The concert was in a venue about twelve miles out of town; one of those places that does big outer-suburban weddings. It was raining when I drove through the hipster suburbs where they ask you five questions before they make your coffee. About 7 p.m. I passed the border, which used to be Bell Street and then Gaffney Street; but which is now Camp Road where a checkpoint charlie stops cool people getting out and non-hipsters getting in. It's called Campbellfield.

Then Campbellfield's yellow brick veneers gave way to concrete depots, and empty manufacturing plants, and breaker's lots, and half-built orthodox churches, and signs spruiking new suburbs with names like Eden Rise. I did a U-turn just south of Craigieburn where Supreme Caravans stares across Gasoline Way to Northern Fleet Care and the Metro Service Station and Truck Wash. In heavy rain I followed the glistening southbound carriageway a few hundred metres, turning left down a long dark driveway and crunching to a stop outside an large pale building with curving lines and giant porthole windows and another for a door. It looked like a grounded cruise liner. We shut the car and ran towards the circle of light.

It was like walking into another world. The vast interior was entirely lined with drapes sufficient to wrap the Sydney Opera House. At the far end of the reception area a head waiter was consulting a map of the floor plan and delegating in turn each of about a hundred waiters to take guests to their table. Ours was a five minute walk away. Or is the passage of time making me exaggerate? We must have walked halfway back to Fawkner. Most of tables were full. Everyone was talking Spanish. It seemed the entire Latin population of Melbourne was there. Talking, shouting, gesticulating, laughing. (I should point out this was the last great era before mobile devices killed society.)

After a while some drinks appeared from somewhere borne by a waiter with a tray joined to his left arm, and then battalions of waiters served entrees and, later, main courses. I forget what we ate. I was distracted by the entertainment.

The waiters disappeared. A man with a guitar came out from one of the Christo drapes, stepped on to the low stage and sat on a chair. Small frame, longish hair, dark glasses, denim.

Right foot onto a stool, a flick of the guitar onto his knee, and then he started singing.

An eerie hush came over the crowd. It wasn't the usual let's-be-quiet-and-give-the-poor-guy-a-chance hush where you still hear the odd clinking fork and pinging glass and a cough here and there and a laugh or two from already drunk patrons. It was sudden, absolute, total silence, as if the crowd had been struck dumb and rendered incapable of movement. There was not even the regulation clang of a waiter dropping a fork as he pushed through the swing door to the kitchen. Nothing.
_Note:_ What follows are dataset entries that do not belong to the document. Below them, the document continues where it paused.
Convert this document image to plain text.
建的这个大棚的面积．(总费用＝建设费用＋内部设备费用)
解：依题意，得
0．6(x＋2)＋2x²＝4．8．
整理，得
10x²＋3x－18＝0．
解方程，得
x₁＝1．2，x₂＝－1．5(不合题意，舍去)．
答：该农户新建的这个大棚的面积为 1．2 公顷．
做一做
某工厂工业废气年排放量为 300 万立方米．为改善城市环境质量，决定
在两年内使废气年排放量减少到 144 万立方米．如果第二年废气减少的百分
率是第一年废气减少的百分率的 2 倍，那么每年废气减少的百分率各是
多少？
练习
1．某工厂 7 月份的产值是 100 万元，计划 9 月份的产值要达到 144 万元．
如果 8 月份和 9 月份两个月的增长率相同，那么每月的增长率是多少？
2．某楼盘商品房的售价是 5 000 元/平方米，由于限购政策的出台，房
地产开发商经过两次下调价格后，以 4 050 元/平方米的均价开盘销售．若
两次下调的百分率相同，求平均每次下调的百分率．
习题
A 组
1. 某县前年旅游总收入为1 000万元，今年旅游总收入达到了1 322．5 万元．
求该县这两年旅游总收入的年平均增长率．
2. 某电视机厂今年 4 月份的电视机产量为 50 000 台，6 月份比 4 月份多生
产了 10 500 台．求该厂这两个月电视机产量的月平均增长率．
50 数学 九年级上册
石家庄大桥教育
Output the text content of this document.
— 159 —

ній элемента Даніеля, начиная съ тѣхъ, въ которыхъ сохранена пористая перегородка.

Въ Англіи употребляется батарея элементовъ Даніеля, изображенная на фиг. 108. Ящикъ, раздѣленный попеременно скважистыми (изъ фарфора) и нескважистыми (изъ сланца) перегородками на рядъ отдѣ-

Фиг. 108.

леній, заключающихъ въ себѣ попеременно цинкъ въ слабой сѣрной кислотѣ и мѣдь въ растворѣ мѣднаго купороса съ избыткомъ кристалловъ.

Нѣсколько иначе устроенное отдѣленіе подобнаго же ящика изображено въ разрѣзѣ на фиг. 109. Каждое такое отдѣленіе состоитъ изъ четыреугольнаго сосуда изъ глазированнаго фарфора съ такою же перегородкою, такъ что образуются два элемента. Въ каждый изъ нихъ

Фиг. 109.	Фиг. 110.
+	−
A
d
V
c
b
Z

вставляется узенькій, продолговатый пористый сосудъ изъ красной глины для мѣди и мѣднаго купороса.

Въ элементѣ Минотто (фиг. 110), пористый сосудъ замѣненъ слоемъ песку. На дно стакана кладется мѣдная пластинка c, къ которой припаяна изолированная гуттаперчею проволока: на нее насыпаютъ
I forget what he sang. His voice had that Latin quality that compresses rhythm and releases it again, something that made someone invent bossa nova and Sergio Mendes and sunshine. His voice chased the notes around and teased them and caught them where they didn't want to be caught and afterwards the crowd destroyed the silence and the man took his guitar and smiled to the audience and left the building.

*

That was more than ten years ago. The other day I drove up the Hume Highway and just when I passed the long driveway a song came on the radio. Jose Feliciano was still stalking the notes like a lion.

Comments

  1. One of my all-time favourites. An absolute legend.

    ReplyDelete
  2. Yes - although I tire of that Christmas song blaring out of every shopping centre in December.